Zimbabwe President Emmerson Mnangagwa says he will attend COP26, becoming the first Zimbabwe leader to visit the United Kingdom since Zimbabwe was accused of human rights abuses and election rigging. Mnangagwa also said a U.N. rapporteur had proved his government was right about the sanctions issue.
Winding up an annual conference of the ruling ZANU-PF party Saturday in Bindura, 80 kilometers north of Zimbabwe’s capital, Mnangagwa said he was looking forward to attending the 2021 United Nations Climate Change Conference, known as COP26, in Scotland, which begins Sunday.
“I wish to inform the conference that tomorrow morning (Sunday) I travel to Glasgow, United Kingdom, after over two decades have passed without Zimbabwe leadership going to United Kingdom. I have been invited by [British Prime Minister] Boris Johnson, and [he] has indicated he might meet me; one on one, as well as other leaders like India prime minister and others, we are meeting them,” he said.
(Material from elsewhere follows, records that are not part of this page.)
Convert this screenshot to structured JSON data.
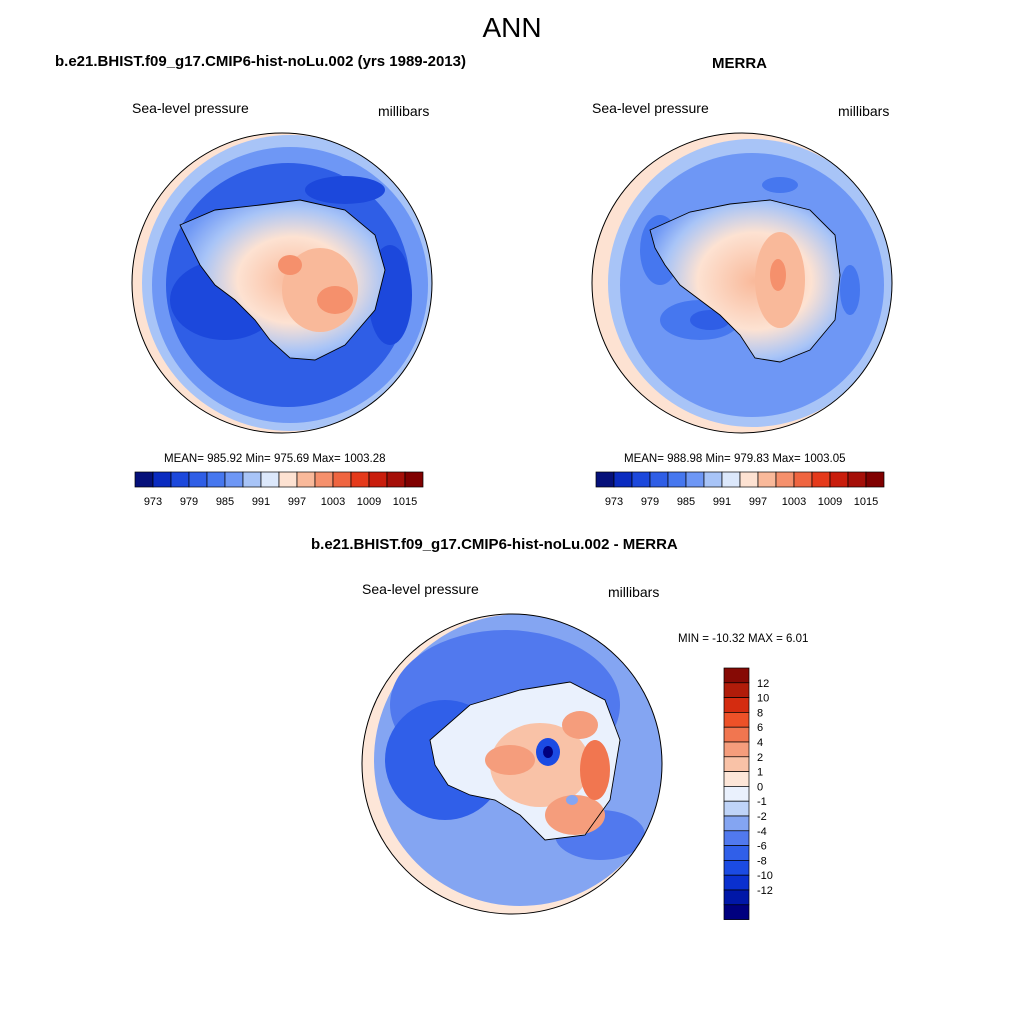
{
  "figure": {
    "title": "ANN"
  },
  "colors": {
    "abs_palette": [
      "#05107a",
      "#0a2bc0",
      "#1c48dc",
      "#2f5ee6",
      "#4677ef",
      "#6e97f5",
      "#a8c4f7",
      "#dce8fb",
      "#fde2d2",
      "#f9b99a",
      "#f5906c",
      "#ef6540",
      "#e53a1b",
      "#c91d0c",
      "#a50f08",
      "#800000"
    ],
    "diff_palette": [
      "#00007f",
      "#0017a8",
      "#0a30cf",
      "#1b4be3",
      "#305fe9",
      "#5179ee",
      "#84a5f2",
      "#bfd4f8",
      "#eaf1fd",
      "#fde6d8",
      "#f9c2a7",
      "#f59d7c",
      "#f17650",
      "#ed5128",
      "#d42c10",
      "#b01c0a",
      "#860a05"
    ]
  },
  "chart_data": [
    {
      "type": "heatmap",
      "name": "model-map",
      "title": "b.e21.BHIST.f09_g17.CMIP6-hist-noLu.002 (yrs 1989-2013)",
      "left_label": "Sea-level pressure",
      "right_label": "millibars",
      "stats_text": "MEAN= 985.92  Min= 975.69  Max= 1003.28",
      "mean": 985.92,
      "min": 975.69,
      "max": 1003.28,
      "colorbar": {
        "orientation": "horizontal",
        "levels": [
          973,
          976,
          979,
          982,
          985,
          988,
          991,
          994,
          997,
          1000,
          1003,
          1006,
          1009,
          1012,
          1015
        ],
        "tick_labels": [
          "973",
          "979",
          "985",
          "991",
          "997",
          "1003",
          "1009",
          "1015"
        ]
      }
    },
    {
      "type": "heatmap",
      "name": "merra-map",
      "title": "MERRA",
      "left_label": "Sea-level pressure",
      "right_label": "millibars",
      "stats_text": "MEAN= 988.98  Min= 979.83  Max= 1003.05",
      "mean": 988.98,
      "min": 979.83,
      "max": 1003.05,
      "colorbar": {
        "orientation": "horizontal",
        "levels": [
          973,
          976,
          979,
          982,
          985,
          988,
          991,
          994,
          997,
          1000,
          1003,
          1006,
          1009,
          1012,
          1015
        ],
        "tick_labels": [
          "973",
          "979",
          "985",
          "991",
          "997",
          "1003",
          "1009",
          "1015"
        ]
      }
    },
    {
      "type": "heatmap",
      "name": "diff-map",
      "title": "b.e21.BHIST.f09_g17.CMIP6-hist-noLu.002 - MERRA",
      "left_label": "Sea-level pressure",
      "right_label": "millibars",
      "stats_text": "MIN = -10.32 MAX =   6.01",
      "min": -10.32,
      "max": 6.01,
      "colorbar": {
        "orientation": "vertical",
        "levels": [
          12,
          10,
          8,
          6,
          4,
          2,
          1,
          0,
          -1,
          -2,
          -4,
          -6,
          -8,
          -10,
          -12
        ],
        "tick_labels": [
          "12",
          "10",
          "8",
          "6",
          "4",
          "2",
          "1",
          "0",
          "-1",
          "-2",
          "-4",
          "-6",
          "-8",
          "-10",
          "-12"
        ]
      }
    }
  ]
}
Mnangagwa also said he was happy about a report by U.N. Special Rapporteur Alena Douhan after a two-week visit to Zimbabwe. The Belarus national urged the U.S. and other Western governments to lift sanctions they imposed on Zimbabwe nearly two decades ago and for alleged election-rigging and human rights abuses.
“We as government, we as ZANU-PF, have been vindicated by the report released by the United Nations special rapporteur. We should congratulate ourselves. We have never been wrong, and we shall continue always being right. Those who have been found outside the law should reckon their position,” Mnangagwa said.
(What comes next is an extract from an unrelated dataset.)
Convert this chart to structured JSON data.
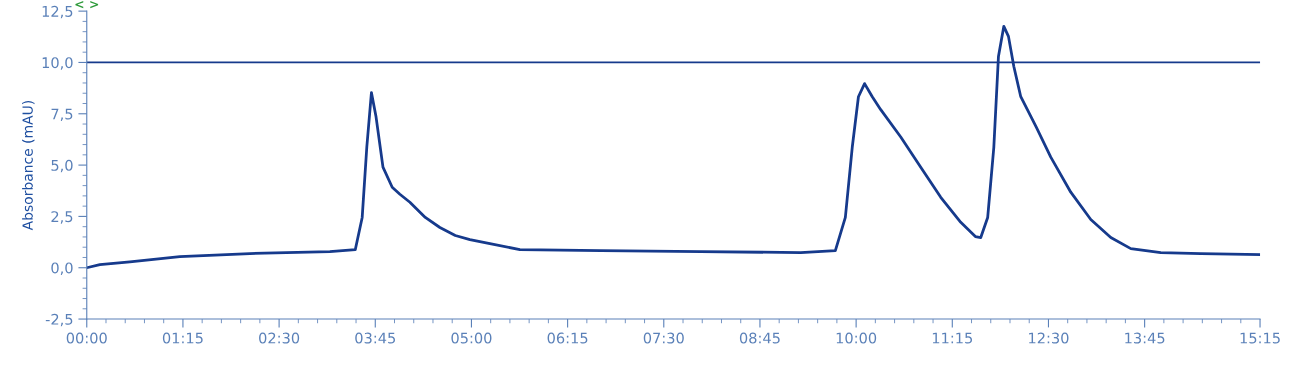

But in an audio statement released by the U.S. Embassy in Harare, U.S. Ambassador to the United Nations Linda Thomas-Greenfield said sanctions on Zimbabwe’s leadership were not hurting ordinary citizens.
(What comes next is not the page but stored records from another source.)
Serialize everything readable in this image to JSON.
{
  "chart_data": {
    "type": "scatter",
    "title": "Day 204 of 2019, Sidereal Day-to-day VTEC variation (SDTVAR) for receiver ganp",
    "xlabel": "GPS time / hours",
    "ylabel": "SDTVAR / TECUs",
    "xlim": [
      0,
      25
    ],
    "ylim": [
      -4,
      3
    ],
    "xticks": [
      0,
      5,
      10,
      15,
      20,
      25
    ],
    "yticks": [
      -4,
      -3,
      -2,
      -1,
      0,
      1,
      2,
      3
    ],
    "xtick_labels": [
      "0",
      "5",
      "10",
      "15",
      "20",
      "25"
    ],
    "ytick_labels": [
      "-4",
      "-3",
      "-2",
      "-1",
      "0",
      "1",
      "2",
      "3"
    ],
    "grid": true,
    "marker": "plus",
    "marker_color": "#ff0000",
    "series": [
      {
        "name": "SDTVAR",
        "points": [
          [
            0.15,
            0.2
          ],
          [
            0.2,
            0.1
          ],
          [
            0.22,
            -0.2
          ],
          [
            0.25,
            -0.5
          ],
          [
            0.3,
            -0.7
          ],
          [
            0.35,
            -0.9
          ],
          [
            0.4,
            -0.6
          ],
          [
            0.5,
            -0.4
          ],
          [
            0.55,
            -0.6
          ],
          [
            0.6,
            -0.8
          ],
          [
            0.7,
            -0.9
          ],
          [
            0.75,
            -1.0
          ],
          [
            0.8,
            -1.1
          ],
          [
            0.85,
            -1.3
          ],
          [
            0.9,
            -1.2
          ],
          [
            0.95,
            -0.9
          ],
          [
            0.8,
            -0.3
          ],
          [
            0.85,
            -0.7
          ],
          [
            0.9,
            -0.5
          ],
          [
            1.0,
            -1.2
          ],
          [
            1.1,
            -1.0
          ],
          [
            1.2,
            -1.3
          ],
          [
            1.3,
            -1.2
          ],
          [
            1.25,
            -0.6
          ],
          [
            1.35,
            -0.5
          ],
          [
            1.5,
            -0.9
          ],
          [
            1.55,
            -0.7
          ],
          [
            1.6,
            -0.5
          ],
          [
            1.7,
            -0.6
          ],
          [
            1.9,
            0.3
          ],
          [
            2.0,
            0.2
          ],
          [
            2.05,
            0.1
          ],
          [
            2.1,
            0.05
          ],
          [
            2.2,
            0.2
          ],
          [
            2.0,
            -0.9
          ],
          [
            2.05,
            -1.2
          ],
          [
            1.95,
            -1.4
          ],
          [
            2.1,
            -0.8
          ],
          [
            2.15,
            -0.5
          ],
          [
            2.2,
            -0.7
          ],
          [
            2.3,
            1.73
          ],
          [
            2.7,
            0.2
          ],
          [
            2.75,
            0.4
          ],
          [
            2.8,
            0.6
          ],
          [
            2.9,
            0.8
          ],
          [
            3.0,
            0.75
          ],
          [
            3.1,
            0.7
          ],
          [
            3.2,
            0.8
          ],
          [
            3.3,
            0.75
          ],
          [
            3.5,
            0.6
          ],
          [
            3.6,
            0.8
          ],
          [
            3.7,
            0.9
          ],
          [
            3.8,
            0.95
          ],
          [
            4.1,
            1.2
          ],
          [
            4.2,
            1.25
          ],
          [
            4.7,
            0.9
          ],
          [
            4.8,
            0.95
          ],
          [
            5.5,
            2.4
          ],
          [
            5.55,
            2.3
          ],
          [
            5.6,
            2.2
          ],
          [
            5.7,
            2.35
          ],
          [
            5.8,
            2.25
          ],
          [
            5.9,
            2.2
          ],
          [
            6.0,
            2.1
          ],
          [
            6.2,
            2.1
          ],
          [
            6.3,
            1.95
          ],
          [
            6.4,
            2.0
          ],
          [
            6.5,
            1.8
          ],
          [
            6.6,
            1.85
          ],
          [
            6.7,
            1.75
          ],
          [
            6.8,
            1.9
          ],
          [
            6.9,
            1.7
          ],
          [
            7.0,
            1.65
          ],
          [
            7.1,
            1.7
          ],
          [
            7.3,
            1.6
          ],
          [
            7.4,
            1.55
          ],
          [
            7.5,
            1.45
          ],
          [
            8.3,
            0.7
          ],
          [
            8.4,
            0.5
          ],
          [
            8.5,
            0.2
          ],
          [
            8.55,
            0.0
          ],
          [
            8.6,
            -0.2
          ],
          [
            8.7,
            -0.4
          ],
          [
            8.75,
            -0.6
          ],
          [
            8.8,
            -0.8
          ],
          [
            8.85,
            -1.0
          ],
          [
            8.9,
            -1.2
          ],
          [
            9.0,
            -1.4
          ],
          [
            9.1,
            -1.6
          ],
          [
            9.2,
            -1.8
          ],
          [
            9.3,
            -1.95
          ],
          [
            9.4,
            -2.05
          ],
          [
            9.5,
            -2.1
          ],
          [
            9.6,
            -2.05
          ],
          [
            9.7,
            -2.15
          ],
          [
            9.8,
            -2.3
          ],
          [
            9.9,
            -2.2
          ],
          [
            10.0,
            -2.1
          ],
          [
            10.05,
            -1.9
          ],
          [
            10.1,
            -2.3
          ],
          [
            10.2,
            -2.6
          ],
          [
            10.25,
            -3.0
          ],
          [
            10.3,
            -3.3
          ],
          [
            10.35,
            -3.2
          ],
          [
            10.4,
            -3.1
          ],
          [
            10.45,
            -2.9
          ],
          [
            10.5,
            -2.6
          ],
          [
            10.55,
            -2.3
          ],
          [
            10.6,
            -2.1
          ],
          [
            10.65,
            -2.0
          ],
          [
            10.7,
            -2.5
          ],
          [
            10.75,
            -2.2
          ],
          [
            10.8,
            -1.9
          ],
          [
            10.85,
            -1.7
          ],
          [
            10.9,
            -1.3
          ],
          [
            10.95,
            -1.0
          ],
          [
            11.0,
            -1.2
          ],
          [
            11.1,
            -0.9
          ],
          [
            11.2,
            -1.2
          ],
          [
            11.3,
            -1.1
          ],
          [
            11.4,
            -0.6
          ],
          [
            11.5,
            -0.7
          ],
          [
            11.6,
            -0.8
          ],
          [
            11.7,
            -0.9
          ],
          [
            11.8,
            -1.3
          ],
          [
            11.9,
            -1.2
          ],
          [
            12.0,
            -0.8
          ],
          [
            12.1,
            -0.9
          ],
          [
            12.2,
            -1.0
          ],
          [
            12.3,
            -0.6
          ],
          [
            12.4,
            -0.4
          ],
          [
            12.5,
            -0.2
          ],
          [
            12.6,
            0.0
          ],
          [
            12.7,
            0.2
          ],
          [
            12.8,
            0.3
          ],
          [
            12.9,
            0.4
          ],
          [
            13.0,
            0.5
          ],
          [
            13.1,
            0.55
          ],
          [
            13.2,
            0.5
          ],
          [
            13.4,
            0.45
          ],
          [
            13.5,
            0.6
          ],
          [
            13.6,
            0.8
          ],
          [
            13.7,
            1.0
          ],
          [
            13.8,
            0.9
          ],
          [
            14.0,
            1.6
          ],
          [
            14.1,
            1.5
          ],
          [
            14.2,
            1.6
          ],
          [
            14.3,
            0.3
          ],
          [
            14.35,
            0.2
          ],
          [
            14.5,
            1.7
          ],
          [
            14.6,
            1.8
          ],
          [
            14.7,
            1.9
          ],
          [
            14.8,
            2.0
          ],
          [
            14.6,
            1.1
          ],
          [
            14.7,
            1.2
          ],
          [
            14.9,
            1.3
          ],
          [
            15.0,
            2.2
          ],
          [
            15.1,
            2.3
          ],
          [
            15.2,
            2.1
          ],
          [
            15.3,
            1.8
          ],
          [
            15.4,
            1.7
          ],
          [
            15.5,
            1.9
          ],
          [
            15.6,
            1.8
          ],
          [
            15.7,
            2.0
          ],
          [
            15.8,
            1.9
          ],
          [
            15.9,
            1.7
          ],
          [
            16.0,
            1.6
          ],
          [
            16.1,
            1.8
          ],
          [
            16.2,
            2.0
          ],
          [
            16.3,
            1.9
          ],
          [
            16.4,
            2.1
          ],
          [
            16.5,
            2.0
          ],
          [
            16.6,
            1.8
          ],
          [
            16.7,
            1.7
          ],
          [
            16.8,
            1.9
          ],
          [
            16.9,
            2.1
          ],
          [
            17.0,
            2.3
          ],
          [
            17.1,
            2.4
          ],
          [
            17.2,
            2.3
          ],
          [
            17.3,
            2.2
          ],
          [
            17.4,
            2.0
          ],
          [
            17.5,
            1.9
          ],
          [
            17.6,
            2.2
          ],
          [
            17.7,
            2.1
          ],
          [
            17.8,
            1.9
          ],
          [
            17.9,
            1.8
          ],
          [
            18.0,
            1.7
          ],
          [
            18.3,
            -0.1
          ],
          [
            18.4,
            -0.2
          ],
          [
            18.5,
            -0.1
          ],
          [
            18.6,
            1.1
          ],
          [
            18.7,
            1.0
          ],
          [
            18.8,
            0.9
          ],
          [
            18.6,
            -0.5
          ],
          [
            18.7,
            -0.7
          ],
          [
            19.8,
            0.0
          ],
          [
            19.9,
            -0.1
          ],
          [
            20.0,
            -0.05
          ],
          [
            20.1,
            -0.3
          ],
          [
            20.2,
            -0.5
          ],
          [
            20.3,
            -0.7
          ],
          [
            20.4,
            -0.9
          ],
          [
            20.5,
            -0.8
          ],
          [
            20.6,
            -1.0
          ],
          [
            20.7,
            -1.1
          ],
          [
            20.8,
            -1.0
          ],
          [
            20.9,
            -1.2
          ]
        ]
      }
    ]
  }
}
“Our sanctions target individuals and institutions that are committing human rights violations. And we make every effort to ensure those sanctions do not impact the people. What is happening in Zimbabwe is a result of bad policies in Zimbabwe. What is happening in Zimbabwe is a consequence of their leadership. It is not a consequence of our sanctions, and we will always resist any criticism that says our sanctions are impacting people unfairly. We are criticized by the government [of Zimbabwe] for these actions because they know they are responsible for these actions. I regret that the special rapporteur decided to put this in [her] report,” Thomas-Greenfield said.
The European Union imposed travel and financial sanctions on then-Zimbabwean president Robert Mugabe and his allies in 2002, in response to reports of election-rigging and human rights. The U.S. followed suit with sanctions in 2003.
Earlier this week, in separate statements, the U.S., Britain and the European Union said Zimbabwe’s economy was suffering, not because of sanctions but because of corruption and government mismanagement of the country’s resources.